W piątek w Gdyni podpisano umowę na zbudowanie dla Marynarki Wojennej okrętu Ratownik. Okręt ratowniczy posłuży między innymi do zapewnienia bezpieczeństwa marynarzy na okrętach podwodnych i nawodnych. - Będzie też oczywiście służył cywilnym jednostkom - zapewnił minister obrony narodowej Władysław Kosiniak-Kamysz.
- To wielka inwestycja - mówił podczas uroczystości szef MON. Jak wskazał, wartość zamówienia dla Marynarki Wojennej to ponad miliard złotych.
Okręt ma być gotowy do 2029 r. Symboliczne pierwsze prace mają rozpocząć się już za rok.
Okręt Ratownik
Jak wskazał szef MON, okręt będzie miał ok. 100 m długości i prawie 110 osób załogi. Posłuży do wszelkiego typu akcji ratowniczych na morzu.

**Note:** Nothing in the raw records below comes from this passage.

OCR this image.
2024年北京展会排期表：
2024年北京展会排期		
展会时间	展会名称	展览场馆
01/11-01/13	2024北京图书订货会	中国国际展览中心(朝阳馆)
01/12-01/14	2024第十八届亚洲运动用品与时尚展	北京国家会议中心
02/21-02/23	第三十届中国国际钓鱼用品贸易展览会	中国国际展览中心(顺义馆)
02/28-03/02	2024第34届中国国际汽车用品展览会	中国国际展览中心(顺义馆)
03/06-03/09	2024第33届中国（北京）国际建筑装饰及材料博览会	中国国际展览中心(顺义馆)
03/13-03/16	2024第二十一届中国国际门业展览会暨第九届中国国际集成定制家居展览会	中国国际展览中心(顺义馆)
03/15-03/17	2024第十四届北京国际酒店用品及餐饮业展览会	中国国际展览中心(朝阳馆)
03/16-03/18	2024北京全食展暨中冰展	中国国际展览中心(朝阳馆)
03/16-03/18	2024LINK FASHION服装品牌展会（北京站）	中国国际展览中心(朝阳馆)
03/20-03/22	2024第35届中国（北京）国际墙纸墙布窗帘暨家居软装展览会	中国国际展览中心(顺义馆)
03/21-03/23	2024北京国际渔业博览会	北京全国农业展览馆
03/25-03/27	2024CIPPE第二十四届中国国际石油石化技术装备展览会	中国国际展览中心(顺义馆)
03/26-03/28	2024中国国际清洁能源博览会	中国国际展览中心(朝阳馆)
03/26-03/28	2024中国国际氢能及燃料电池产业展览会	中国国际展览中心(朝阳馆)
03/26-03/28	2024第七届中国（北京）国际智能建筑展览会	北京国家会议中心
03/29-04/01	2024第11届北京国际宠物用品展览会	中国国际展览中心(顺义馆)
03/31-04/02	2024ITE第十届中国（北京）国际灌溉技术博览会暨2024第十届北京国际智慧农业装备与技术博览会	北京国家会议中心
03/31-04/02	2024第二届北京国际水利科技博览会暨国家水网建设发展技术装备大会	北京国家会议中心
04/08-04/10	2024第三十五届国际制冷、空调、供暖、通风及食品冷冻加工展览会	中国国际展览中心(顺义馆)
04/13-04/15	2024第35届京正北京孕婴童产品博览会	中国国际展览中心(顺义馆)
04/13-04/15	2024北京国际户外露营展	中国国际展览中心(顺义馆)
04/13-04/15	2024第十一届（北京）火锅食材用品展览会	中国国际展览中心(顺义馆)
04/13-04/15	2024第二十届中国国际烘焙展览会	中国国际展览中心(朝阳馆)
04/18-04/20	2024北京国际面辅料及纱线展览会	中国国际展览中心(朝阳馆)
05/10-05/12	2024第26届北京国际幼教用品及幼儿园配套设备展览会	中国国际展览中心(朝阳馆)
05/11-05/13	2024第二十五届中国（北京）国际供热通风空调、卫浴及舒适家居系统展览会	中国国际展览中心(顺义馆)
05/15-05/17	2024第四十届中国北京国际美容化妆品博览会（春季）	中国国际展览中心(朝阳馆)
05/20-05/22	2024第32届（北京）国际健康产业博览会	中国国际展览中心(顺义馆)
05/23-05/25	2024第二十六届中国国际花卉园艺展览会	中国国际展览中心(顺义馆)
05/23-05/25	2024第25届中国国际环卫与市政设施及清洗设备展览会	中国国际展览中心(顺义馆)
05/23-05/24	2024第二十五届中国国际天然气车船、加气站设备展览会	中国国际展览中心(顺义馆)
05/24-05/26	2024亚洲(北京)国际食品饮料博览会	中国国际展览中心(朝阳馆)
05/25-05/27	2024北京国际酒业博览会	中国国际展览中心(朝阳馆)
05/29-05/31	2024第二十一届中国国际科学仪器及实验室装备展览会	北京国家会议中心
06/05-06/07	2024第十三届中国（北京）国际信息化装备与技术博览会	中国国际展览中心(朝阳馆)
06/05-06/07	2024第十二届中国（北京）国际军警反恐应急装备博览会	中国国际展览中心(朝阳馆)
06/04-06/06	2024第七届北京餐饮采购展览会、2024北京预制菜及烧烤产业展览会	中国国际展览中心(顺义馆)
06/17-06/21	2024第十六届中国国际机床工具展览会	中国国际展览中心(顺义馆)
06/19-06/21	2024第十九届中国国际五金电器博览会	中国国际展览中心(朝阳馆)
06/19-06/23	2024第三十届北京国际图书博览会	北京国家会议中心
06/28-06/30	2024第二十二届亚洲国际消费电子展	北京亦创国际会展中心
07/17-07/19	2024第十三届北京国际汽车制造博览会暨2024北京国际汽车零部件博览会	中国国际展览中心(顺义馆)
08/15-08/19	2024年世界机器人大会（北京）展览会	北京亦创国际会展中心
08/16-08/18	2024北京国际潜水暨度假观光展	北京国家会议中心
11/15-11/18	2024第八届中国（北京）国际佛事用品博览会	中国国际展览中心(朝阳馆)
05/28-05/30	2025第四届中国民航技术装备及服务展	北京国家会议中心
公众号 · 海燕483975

- Okręt Ratownik będzie służył Marynarce Wojennej, bezpieczeństwu naszych marynarzy - wszystkich, którzy operują na Bałtyku - ale będzie też oczywiście służył, jeśli taka potrzeba zajdzie, cywilnym jednostkom. Będziemy otwarci na pomoc i wsparcie dla wszystkich, którzy takiej pomocy oczekują - zapewnił.
Kosiniak-Kamysz zwrócił też uwagę, że budowa okrętu ratowniczego - wyposażonego m.in. w sprzęt do działań przy okrętach podwodnych - jest ściśle powiązana z programem "Orka", w ramach którego Marynarka Wojenna ma otrzymać nowe okręty podwodne.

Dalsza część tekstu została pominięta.